Candidatura ao quarto mandato e defesa de multilateralismo
Recebido pelo presidente indonésio Prabowo Subianto, Lula anunciou de forma assertiva que disputará um quarto mandato em 2026:
“Eu quero lhe dizer que eu vou completar 80 anos, mas pode ter certeza que estou com a mesma energia de quando eu tinha 30 anos. E vou disputar um quarto mandato no Brasil.”
Além disso, o presidente reforçou seu compromisso com o multilateralismo nas relações internacionais, criticando o protecionismo e defendendo o comércio com moedas próprias, sem uso do dólar:

“Nós queremos multilateralismo e não unilateralismo. Nós queremos democracia comercial e não protecionismo. Tanto a Indonésia quanto o Brasil têm interesse em discutir a possibilidade de comercialização entre nós dois com as nossas moedas. Essa é uma coisa que nós precisamos mudar.”
Analistas apontam que este é um dos pontos centrais que poderá ser discutido no encontro com Trump, que se opõe à adoção de moedas alternativas para transações do Brics.
Parcerias estratégicas com a Indonésia
Durante a visita, Lula e Subianto assinaram acordos nas áreas de energia, mineração, agricultura, ciência, tecnologia e comércio, e discutiram temas como:
- Ampliação do acesso de carne bovina e frango brasileiro ao mercado indonésio;
- Novas certificações sanitárias;
- Possíveis contratos da Embraer para aviação comercial e defesa;
- Cooperação em biocombustíveis e energia limpa.
“É com muita alegria que estou aqui, com muita esperança e muita disposição, para trabalhar para que a relação Indonésia-Brasil seja cada vez mais produtiva e rentável para nossos povos”, declarou Lula.
Os dois países também enfatizaram a necessidade de ação conjunta para enfrentar a crise climática, dada a importância da biodiversidade e das florestas tropicais que ambos possuem.

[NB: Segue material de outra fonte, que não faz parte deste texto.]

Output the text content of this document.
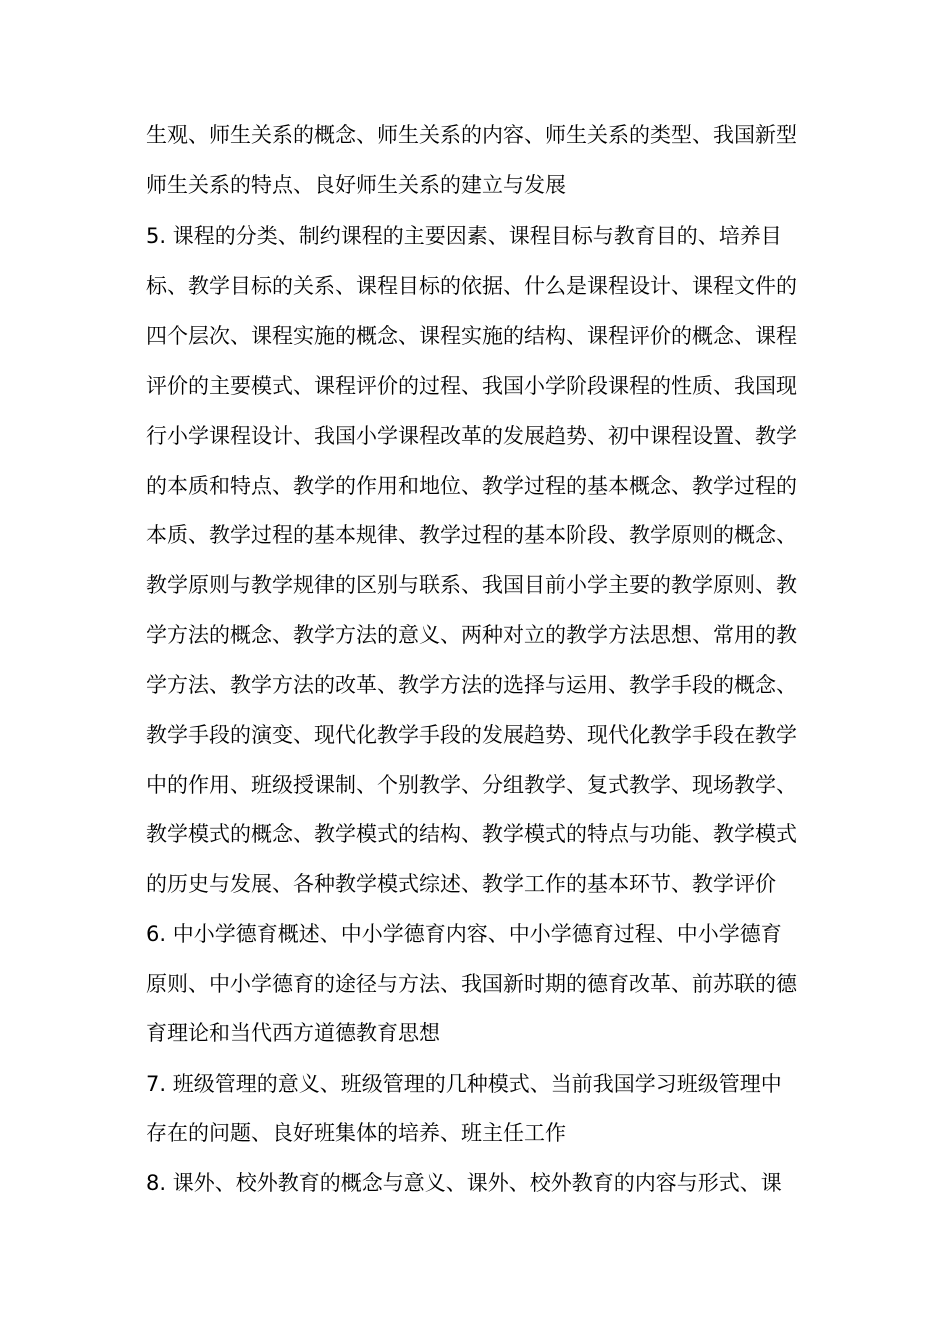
生观、师生关系的概念、师生关系的内容、师生关系的类型、我国新型
师生关系的特点、良好师生关系的建立与发展
5. 课程的分类、制约课程的主要因素、课程目标与教育目的、培养目
标、教学目标的关系、课程目标的依据、什么是课程设计、课程文件的
四个层次、课程实施的概念、课程实施的结构、课程评价的概念、课程
评价的主要模式、课程评价的过程、我国小学阶段课程的性质、我国现
行小学课程设计、我国小学课程改革的发展趋势、初中课程设置、教学
的本质和特点、教学的作用和地位、教学过程的基本概念、教学过程的
本质、教学过程的基本规律、教学过程的基本阶段、教学原则的概念、
教学原则与教学规律的区别与联系、我国目前小学主要的教学原则、教
学方法的概念、教学方法的意义、两种对立的教学方法思想、常用的教
学方法、教学方法的改革、教学方法的选择与运用、教学手段的概念、
教学手段的演变、现代化教学手段的发展趋势、现代化教学手段在教学
中的作用、班级授课制、个别教学、分组教学、复式教学、现场教学、
教学模式的概念、教学模式的结构、教学模式的特点与功能、教学模式
的历史与发展、各种教学模式综述、教学工作的基本环节、教学评价
6. 中小学德育概述、中小学德育内容、中小学德育过程、中小学德育
原则、中小学德育的途径与方法、我国新时期的德育改革、前苏联的德
育理论和当代西方道德教育思想
7. 班级管理的意义、班级管理的几种模式、当前我国学习班级管理中
存在的问题、良好班集体的培养、班主任工作
8. 课外、校外教育的概念与意义、课外、校外教育的内容与形式、课
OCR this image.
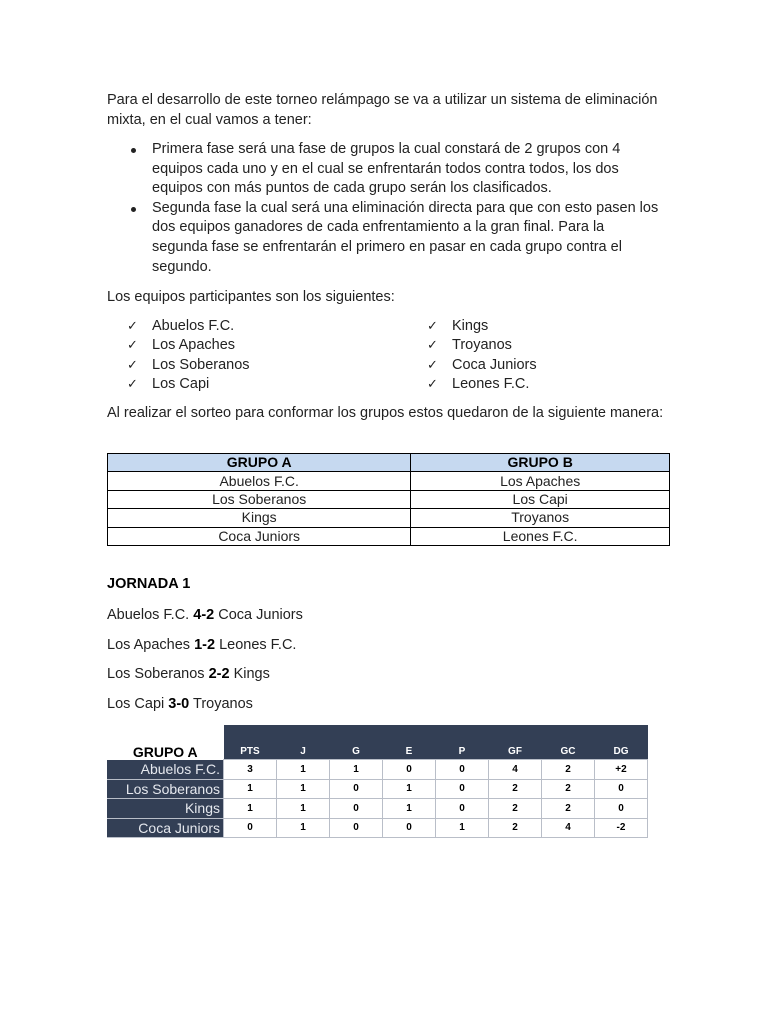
Para el desarrollo de este torneo relámpago se va a utilizar un sistema de eliminación mixta, en el cual vamos a tener:

Primera fase será una fase de grupos la cual constará de 2 grupos con 4 equipos cada uno y en el cual se enfrentarán todos contra todos, los dos equipos con más puntos de cada grupo serán los clasificados.
Segunda fase la cual será una eliminación directa para que con esto pasen los dos equipos ganadores de cada enfrentamiento a la gran final. Para la segunda fase se enfrentarán el primero en pasar en cada grupo contra el segundo.

Los equipos participantes son los siguientes:

✓ Abuelos F.C.
✓ Los Apaches
✓ Los Soberanos
✓ Los Capi
✓ Kings
✓ Troyanos
✓ Coca Juniors
✓ Leones F.C.

Al realizar el sorteo para conformar los grupos estos quedaron de la siguiente manera:

GRUPO A	GRUPO B
Abuelos F.C.	Los Apaches
Los Soberanos	Los Capi
Kings	Troyanos
Coca Juniors	Leones F.C.
JORNADA 1
Abuelos F.C. 4-2 Coca Juniors
Los Apaches 1-2 Leones F.C.
Los Soberanos 2-2 Kings
Los Capi 3-0 Troyanos
GRUPO A	PTS	J	G	E	P	GF	GC	DG
Abuelos F.C.	3	1	1	0	0	4	2	+2
Los Soberanos	1	1	0	1	0	2	2	0
Kings	1	1	0	1	0	2	2	0
Coca Juniors	0	1	0	0	1	2	4	-2
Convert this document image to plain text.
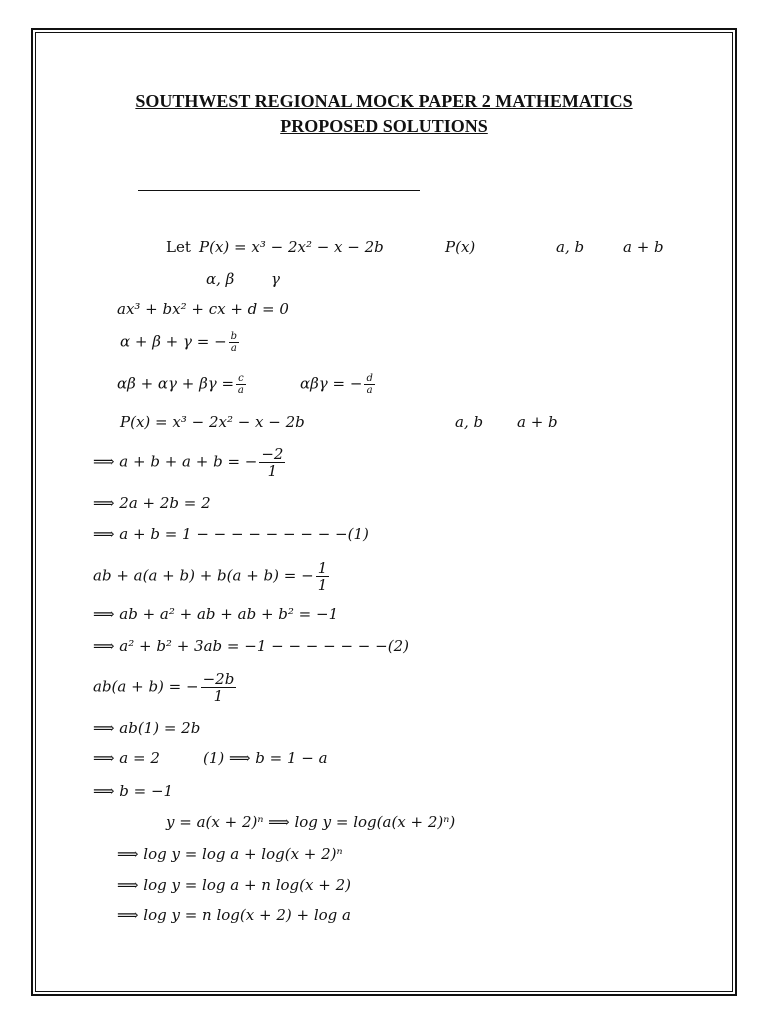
SOUTHWEST REGIONAL MOCK PAPER 2 MATHEMATICS
PROPOSED SOLUTIONS
Let P(x) = x³ − 2x² − x − 2b	P(x)	a, b	a + b
α, β γ
ax³ + bx² + cx + d = 0
α + β + γ = − $\frac{b}{a}$
$\alpha\beta + \alpha\gamma + \beta\gamma = \frac{c}{a}$	αβγ = − $\frac{d}{a}$
P(x) = x³ − 2x² − x − 2b	a, b a + b
⟹ a + b + a + b = − $\frac{-2}{1}$
⟹ 2a + 2b = 2
⟹ a + b = 1 − − − − − − − − −(1)
ab + a(a + b) + b(a + b) = − $\frac{1}{1}$
⟹ ab + a² + ab + ab + b² = −1
⟹ a² + b² + 3ab = −1 − − − − − − −(2)
ab(a + b) = − $\frac{-2b}{1}$
⟹ ab(1) = 2b
⟹ a = 2	(1) ⟹ b = 1 − a
⟹ b = −1
y = a(x + 2)ⁿ ⟹ log y = log(a(x + 2)ⁿ)
⟹ log y = log a + log(x + 2)ⁿ
⟹ log y = log a + n log(x + 2)
⟹ log y = n log(x + 2) + log a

“Indonésia e Brasil trabalharão juntos para uma transição energética justa, rumo a economias menos poluentes e mais sustentáveis, sem prescindir da geração de empregos de qualidade e da redução das desigualdades”, afirmou Lula.
O comércio bilateral cresceu mais de três vezes nas últimas duas décadas, passando de US$ 2 bilhões para US$ 6,5 bilhões, mas Lula ressaltou que o potencial do mercado ainda é muito maior.
Rumo à Malásia e possíveis negociações com Trump
Após a Indonésia, Lula seguirá para Kuala Lumpur, onde participará da Cúpula da ASEAN, bloco formado por 10 países do Sudeste Asiático, que inclui Malásia, Filipinas, Tailândia, Vietnã e Singapura.
A expectativa é que o encontro com Trump ocorra durante reuniões bilaterais organizadas pelo Itamaraty, como parte da estratégia de reaproximação comercial.
“O governo brasileiro propôs o encontro no início do mês, e os dois líderes tiveram uma conversa muito boa por telefone dias depois. A cúpula asiática representa um local neutro e diplomático para a reunião, permitindo um diálogo mais direto sobre temas econômicos e regionais”, afirmam fontes diplomáticas.
Os pontos em pauta devem incluir:
- Suspensão das tarifas de 50% impostas pelos EUA;
- Medidas restritivas a autoridades brasileiras;
- Posicionamento dos EUA sobre Venezuela e Colômbia;
- Comércio bilateral e alternativas ao dólar.
Mesmo com a aproximação, Trump mantém postura firme sobre tarifas:
“Os pecuaristas, que eu adoro, não percebem que a única razão pela qual estão indo tão bem — pela primeira vez em décadas — é porque impus tarifas sobre o gado que entra nos Estados Unidos, incluindo uma tarifa de 50% sobre o Brasil.”
Enquanto isso, Lula reforça alternativas de pagamento com moedas próprias:
“O século 21 exige que tenhamos a coragem que não tivemos no século 20. Precisamos de uma nova forma de agir comercialmente, para não ficarmos dependentes de ninguém.”
Foz do Amazonas: pesquisa de petróleo e transição energética
Na Indonésia, Lula comentou sobre a autorização do Ibama à Petrobras para pesquisa exploratória na Foz do Amazonas, região estratégica e rica em biodiversidade, como forma de financiar a transição energética:
“Vamos continuar utilizando o dinheiro [do petróleo] para que a gente faça cada vez mais condições do Brasil se ver livre do combustível fóssil. Mas, enquanto o mundo precisar, o Brasil não vai jogar fora uma riqueza que pode melhorar a própria vida do povo brasileiro.”
O presidente destacou a expertise da Petrobras em exploração em águas profundas:
“Você não tem histórico da Petrobras ter vazamento de óleo em lugar nenhum. Possivelmente seja a empresa com mais expertise de prospectar petróleo em águas profundas sem nenhum dano.”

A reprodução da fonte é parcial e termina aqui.